Au total, c'est 5,8 Mds € d’économies pour le système de retraites, et à 16,5 Mds € pour l’ensemble des finances publiques 2035 auxquels on s'apprêt à renoncer.

Attention, les chiffres exprimés ici sont en euros constants 2024, soit des chiffres supérieurs en euros courants. 

Comment financer ce renoncement ?

La commission des comptes de la Sécurité sociale a publié en 2024 le rendement d’un point de cotisation vieillesse : les cotisations vieillesse sont pour l’essentiel calculées dans la limite d’un plafond.
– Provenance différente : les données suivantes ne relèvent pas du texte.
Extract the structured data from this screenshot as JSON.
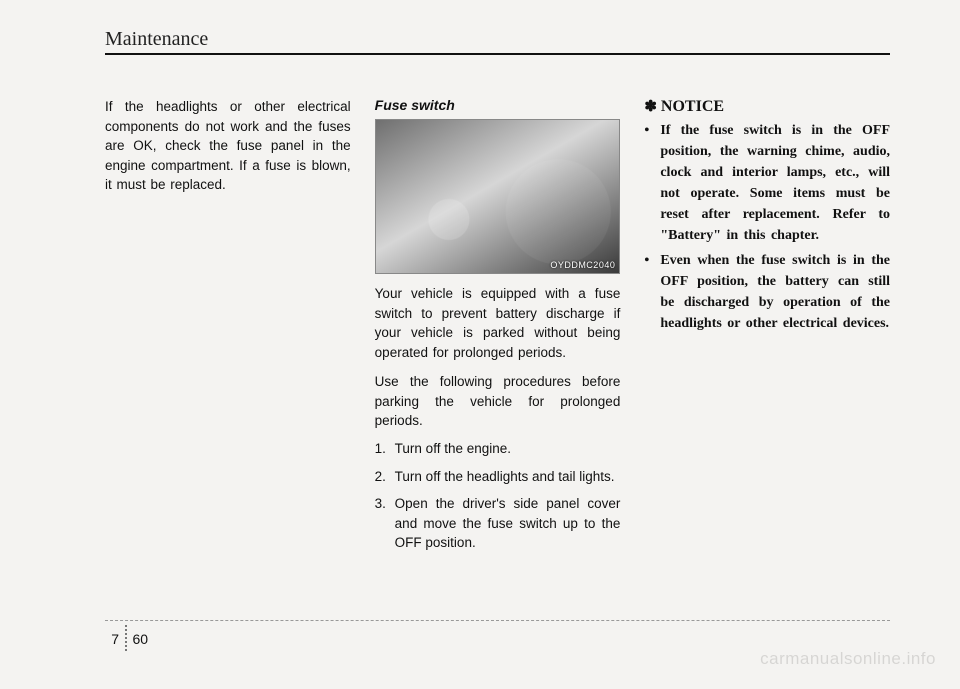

La valeur d’un point de cotisation vieillesse plafonnée s’est établie en 2024 à 6,2 Mds €, lorsque celle d’un point de cotisation vieillesse déplafonnée a atteint 7,1 Mds €[6].
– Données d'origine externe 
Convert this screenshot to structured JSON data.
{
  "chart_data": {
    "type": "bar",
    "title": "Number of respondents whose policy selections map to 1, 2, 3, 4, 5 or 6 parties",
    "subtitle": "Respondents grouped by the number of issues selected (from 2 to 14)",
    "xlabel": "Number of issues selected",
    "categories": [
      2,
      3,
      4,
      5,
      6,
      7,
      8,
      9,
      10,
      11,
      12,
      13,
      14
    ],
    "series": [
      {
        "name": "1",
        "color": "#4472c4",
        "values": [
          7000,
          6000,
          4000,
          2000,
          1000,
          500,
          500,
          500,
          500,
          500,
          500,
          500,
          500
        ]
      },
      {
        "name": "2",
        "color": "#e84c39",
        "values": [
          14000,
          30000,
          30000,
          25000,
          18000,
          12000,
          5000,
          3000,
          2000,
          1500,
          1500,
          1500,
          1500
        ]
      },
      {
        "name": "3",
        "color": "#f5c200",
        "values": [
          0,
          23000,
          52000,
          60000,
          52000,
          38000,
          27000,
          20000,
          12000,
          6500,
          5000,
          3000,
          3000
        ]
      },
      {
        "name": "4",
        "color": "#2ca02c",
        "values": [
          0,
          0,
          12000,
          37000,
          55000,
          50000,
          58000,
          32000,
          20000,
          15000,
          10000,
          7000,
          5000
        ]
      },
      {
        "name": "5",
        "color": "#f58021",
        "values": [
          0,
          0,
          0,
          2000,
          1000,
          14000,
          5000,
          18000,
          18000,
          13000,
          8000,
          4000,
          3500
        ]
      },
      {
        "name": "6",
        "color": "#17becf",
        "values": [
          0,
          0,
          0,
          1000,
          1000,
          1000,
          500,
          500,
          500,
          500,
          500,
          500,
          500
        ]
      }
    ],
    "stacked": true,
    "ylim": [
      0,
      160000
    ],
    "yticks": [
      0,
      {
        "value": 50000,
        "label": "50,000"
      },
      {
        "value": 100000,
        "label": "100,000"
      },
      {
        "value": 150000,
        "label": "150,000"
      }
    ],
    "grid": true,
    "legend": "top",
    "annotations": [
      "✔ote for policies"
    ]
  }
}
Autrement dit, pour compenser le rendement de la réforme des retraites, il faudrait majorer au minimum de 2 points les cotisations vieillesse déplafonnées, soit, pour un salaire brut moyen français, un surcoût de 400 € par an (probablement plus en € courants)[7]. Cet effort pèsera soit sur le pouvoir d’achat (cotisations salariales), soit sur la compétitivité des entreprises (cotisations employeurs). 

Il est en tout cas évident qu’une telle mesure est incompatible avec des mesures de relance par la consommation et de soutien à la réindustrialisation (rappelons que les salaires dans l’industrie étant plus élevés que dans l’économie en général, les emplois industriels sont moins bénéficiaires des exonérations de charges).
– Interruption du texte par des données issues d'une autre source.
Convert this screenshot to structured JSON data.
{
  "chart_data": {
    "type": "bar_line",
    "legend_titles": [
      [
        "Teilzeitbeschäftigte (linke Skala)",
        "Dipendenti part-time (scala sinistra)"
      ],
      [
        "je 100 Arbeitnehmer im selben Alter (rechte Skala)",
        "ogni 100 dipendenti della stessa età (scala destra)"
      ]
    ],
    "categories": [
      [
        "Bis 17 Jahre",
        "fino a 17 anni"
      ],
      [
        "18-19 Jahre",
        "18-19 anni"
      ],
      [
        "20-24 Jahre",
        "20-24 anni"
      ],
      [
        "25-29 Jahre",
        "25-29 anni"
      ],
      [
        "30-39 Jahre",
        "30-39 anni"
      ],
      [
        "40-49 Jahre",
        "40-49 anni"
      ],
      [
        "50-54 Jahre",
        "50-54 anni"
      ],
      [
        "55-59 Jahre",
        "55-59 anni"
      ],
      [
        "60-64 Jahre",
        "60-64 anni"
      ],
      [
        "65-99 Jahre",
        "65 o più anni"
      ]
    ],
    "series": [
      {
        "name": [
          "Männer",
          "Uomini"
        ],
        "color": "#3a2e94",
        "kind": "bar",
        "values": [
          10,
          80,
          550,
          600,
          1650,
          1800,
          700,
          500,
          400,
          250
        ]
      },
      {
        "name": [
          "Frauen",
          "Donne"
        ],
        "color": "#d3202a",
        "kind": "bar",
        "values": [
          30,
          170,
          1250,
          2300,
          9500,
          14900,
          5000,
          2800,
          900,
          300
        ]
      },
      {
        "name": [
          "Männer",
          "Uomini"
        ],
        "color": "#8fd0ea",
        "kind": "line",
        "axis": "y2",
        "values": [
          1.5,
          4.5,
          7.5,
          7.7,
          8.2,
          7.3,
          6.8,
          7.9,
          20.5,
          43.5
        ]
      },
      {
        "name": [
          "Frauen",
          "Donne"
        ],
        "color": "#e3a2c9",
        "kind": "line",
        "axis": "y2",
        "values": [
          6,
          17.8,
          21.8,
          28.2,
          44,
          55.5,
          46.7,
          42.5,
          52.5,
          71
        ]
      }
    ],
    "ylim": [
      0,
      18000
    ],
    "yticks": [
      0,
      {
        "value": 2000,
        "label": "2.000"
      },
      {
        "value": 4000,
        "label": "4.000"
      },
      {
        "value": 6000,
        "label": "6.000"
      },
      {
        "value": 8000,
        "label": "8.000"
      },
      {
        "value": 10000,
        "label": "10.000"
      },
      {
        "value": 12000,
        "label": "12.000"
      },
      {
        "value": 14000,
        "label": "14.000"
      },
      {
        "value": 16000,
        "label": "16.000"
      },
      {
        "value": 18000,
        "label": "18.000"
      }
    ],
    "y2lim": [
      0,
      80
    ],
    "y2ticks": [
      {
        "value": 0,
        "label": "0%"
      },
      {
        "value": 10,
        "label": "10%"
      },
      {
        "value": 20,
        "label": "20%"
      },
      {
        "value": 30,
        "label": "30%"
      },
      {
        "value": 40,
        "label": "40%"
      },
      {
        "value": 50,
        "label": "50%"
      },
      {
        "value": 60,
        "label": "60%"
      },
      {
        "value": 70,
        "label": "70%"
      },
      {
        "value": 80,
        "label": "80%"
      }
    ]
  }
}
Seule alternative qui est en réalité ce que les défenseurs de cette mesure envisagent sans toutefois oser le dire, des mesures de gel sur les retraites. Rien que pour financer le retour en arrière réclamé par une partie de la représentation nationale, c’est environ 4 ans de désindexation totale (jusqu’en 2029) de l’ensemble des retraites qu’il faudrait adopter.

Et encore - faut-il le rappeler - l’effort ne servirait qu’à financer un retour en arrière sur la réforme 2023, et non le déficit projeté par le COR ou la Cour des comptes (15 Mds € en 2035), soit 3 fois le montant des économies liées à la réforme. 

Une autre solution a bien été évoquée mais semble peu solide : ponctionner les réserves du FRR. Celles-ci représentent 20 Mds € mais 13 Mds sont d’ores et déjà promis à la CADES pour amortir la dette sociale cumulée reprise par celle-ci, essentiellement liée aux régimes de retraite d’ailleurs (reprise en 2010 et en 2020)[8].

Et pendant ce temps, on ne parle pas non plus des comptes de la branche maladie : déficit anticipé par la Commission des comptes de la Sécurité sociale à 16 Mds € pour 2025 (perspectives plus sombres attendues dans le rapport d’octobre vu la mise à l’arrêt de l’économie).


[1] https://www.radiofrance.fr/franceinter/podcasts/l-info-de-france-inter/l-info-de-france-inter-4152847

[2] https://questions.assemblee-nationale.fr/q16/16-687QG.htm

[3] https://www.ifrap.org/retraite/retraites-les-chiffres-qui-ne-mentent-pas

[4] https://www.xn--cfdt-retraits-mhb.fr/Comprendre-la-reforme-des-retraites

[5] Situation financière et perspectives du système de retraites, Communication au Premier ministre, Février 2025 ; Cour des comptes

[6] https://evaluation.securite-sociale.fr/home/financement/1-4-1-valeur-du-point-de-csg-et.html#:~:text=La%20valeur%20d'un%20point%20de%20cotisation%20vieillesse%20plafonn%C3%A9e%20s,atteint%207%2C1%20Md%E2%82%AC.

[7] https://www.urssaf.org/accueil/statistiques/nos-etudes-et-analyses/employeurs/nationale/employeurs-2025/effectifs-salaires-aout2025.html#:~:text=La%20masse%20salariale%20soumise%20%C3%A0,%25%2C%20comme%20au%20trimestre%20pr%C3%A9c%C3%A9dent.

[8] Rapport à la Commission des comptes de la Sécurité sociale ; Résultats 2024 • Prévisions 2025, Juin 2025.